Some of the most common 'fuels' found in workplaces are:

  • flammable liquid based products such as paints, varnish, thinners and adhesives;
  • flammable liquids and solvents such as petrol, white spirit, methylated spirit and paraffin;
  • flammable chemicals;
  • wood;
  • paper and card;
  • plastics, rubber and foam such as polystyrene and polyurethane, e.g. the foam used in upholstered furniture;
  • flammable gases such as liquefied petroleum gas (LPG) and acetylene;
  • furniture, including fixtures and fittings;
  • textiles;
  • loose packaging material; and
  • waste materials, in particular finely divided materials such as wood shavings, offcuts, dust, paper and textiles.

You should also consider the construction of your workplace and how this might contribute to the spread of fire.

Does the internal construction include large areas of:

  • hardboard, chipboard, blockboard walls or ceilings; or
  • synthetic ceiling or wall coverings, such as polystyrene tiles?

If these are present, and you are uncertain of the danger they might pose, you should seek advice from your local fire authority or other experts on what precautions you need to take to reduce the risk to people in the event of fire.

Identifying sources of oxygen

The main source of oxygen for a fire is in the air around us. In an enclosed building this is provided by the ventilation system in use. This generally falls into one of two categories: natural airflow through doors, windows and other openings; or mechanical air conditioning systems and air handling systems.

In many buildings there will be a combination of systems, which will be capable of introducing/extracting air to and from the building.

Additional sources of oxygen can sometimes be found in materials used or stored in a workplace such as:

  • some chemicals (oxidising materials), which can provide a fire with additional oxygen and so assist it to burn. These chemicals should be identified on their container by the manufacturer or supplier who can advise as to their safe use and storage; or
  • oxygen supplies from cylinder storage and piped systems, e.g. oxygen used in welding processes or for health care purposes.


If there is a fire, the main priority is to ensure that everyone reaches a place of safety quickly. Putting the fire out is secondary to this because the greatest danger from fire in a workplace is the spread of the fire, heat and smoke through it.

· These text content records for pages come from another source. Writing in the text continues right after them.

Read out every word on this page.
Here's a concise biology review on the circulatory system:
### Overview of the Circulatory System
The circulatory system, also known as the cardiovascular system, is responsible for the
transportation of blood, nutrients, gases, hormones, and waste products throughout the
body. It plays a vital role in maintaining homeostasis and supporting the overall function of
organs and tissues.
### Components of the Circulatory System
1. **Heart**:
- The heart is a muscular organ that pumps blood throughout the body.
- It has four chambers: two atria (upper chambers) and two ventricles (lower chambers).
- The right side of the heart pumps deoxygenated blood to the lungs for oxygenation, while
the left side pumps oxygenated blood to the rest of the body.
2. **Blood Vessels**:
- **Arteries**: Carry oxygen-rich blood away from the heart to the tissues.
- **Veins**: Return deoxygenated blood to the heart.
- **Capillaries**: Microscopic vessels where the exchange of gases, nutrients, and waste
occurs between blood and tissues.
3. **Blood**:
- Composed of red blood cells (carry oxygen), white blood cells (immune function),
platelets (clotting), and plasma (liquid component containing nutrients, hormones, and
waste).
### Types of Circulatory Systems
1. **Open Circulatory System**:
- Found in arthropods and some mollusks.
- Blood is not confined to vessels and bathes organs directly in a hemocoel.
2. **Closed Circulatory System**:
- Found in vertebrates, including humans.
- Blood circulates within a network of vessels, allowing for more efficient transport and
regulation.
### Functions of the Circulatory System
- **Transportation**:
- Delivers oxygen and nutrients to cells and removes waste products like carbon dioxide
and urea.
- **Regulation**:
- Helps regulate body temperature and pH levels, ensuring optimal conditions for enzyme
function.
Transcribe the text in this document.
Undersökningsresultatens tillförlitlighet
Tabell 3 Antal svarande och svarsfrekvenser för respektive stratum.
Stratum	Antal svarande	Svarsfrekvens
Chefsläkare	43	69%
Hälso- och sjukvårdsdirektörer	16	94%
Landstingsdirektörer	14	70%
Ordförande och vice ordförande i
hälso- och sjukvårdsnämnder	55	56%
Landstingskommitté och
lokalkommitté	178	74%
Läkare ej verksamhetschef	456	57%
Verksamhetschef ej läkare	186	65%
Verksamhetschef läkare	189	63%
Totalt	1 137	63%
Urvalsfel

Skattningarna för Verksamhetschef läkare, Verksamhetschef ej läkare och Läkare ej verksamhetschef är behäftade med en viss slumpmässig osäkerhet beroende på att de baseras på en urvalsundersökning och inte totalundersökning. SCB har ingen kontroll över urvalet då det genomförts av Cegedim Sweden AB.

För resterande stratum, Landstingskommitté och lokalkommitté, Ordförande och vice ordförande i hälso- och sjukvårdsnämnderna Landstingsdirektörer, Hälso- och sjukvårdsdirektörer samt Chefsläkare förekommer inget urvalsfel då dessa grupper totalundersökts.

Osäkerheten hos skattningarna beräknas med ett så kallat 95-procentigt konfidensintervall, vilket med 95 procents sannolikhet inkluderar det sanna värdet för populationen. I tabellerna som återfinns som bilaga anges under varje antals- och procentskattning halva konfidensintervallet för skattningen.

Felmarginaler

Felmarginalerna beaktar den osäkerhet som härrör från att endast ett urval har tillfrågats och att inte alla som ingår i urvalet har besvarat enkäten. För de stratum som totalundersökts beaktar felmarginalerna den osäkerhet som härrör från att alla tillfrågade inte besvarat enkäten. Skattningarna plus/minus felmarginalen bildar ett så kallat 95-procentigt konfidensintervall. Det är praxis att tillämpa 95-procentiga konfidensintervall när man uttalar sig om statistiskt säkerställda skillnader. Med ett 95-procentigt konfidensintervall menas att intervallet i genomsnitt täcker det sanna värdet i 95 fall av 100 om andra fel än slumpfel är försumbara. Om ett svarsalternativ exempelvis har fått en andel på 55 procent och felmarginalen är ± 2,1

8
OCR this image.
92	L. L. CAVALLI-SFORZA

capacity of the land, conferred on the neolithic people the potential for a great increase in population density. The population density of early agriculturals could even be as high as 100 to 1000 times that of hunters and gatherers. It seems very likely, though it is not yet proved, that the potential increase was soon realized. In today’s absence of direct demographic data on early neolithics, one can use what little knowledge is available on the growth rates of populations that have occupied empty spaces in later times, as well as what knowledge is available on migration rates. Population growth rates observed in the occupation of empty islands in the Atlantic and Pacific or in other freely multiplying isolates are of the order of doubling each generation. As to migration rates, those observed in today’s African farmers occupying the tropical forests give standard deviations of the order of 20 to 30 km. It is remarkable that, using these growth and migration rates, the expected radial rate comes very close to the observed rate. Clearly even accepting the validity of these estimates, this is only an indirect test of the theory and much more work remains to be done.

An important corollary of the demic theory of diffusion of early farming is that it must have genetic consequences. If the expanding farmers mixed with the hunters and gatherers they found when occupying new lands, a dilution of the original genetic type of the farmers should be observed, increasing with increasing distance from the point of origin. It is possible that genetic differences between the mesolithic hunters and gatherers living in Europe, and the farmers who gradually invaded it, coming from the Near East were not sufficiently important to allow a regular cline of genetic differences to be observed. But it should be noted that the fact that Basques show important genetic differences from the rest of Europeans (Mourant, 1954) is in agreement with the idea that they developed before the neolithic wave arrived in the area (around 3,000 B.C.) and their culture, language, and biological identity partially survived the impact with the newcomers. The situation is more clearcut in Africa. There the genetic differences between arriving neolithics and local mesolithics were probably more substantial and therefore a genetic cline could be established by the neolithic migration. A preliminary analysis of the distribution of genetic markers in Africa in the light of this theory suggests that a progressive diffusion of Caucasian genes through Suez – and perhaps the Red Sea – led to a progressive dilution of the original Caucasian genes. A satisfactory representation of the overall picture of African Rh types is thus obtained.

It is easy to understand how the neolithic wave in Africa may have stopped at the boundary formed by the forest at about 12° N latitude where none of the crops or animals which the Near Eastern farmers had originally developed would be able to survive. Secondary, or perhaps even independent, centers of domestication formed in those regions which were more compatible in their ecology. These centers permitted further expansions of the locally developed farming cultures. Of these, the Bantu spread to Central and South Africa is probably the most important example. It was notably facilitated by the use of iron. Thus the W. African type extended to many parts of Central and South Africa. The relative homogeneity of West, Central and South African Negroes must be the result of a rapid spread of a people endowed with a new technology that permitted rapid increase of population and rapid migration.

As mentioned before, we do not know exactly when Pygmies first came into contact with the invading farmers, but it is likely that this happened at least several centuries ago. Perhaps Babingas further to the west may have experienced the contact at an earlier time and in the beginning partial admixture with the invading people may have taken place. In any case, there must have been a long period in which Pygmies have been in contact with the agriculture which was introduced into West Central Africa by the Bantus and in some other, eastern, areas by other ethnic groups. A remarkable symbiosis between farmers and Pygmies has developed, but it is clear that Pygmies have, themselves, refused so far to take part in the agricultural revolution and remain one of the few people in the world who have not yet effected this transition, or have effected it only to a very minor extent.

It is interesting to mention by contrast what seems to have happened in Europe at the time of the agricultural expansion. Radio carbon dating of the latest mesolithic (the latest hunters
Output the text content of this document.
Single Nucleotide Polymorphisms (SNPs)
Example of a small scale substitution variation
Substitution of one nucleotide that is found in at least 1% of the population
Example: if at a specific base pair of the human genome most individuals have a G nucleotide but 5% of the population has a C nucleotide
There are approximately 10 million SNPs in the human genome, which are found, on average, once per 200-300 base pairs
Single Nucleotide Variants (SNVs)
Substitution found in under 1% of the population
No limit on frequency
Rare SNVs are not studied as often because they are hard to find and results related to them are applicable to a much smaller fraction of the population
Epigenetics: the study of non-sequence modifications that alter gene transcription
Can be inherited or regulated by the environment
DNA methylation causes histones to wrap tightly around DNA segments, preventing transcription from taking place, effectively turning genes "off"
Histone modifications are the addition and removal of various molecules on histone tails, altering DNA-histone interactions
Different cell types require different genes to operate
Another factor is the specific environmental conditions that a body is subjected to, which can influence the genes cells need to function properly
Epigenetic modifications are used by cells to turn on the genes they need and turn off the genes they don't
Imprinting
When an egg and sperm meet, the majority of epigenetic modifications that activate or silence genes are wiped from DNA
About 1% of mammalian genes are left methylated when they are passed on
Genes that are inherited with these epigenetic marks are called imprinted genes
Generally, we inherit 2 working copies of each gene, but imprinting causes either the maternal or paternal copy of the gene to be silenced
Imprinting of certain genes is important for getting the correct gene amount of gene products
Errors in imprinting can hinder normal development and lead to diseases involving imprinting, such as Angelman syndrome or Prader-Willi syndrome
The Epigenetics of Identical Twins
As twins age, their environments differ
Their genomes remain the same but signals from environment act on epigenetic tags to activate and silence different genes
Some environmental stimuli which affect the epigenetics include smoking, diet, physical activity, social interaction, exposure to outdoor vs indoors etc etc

If a workplace does not have adequate means of detecting and giving warning or means of escape, a fire can trap people or they may be overcome by the heat and smoke before they can evacuate.

As part of your assessment, you need to identify who may be at risk if there is a fire, how they will be warned and how they will escape. To do this you need to identify where you have people working, whether at permanent workstations or occasional ones, and to consider who else might be at risk, such as customers, visiting contractors etc, and where these people are likely to be found.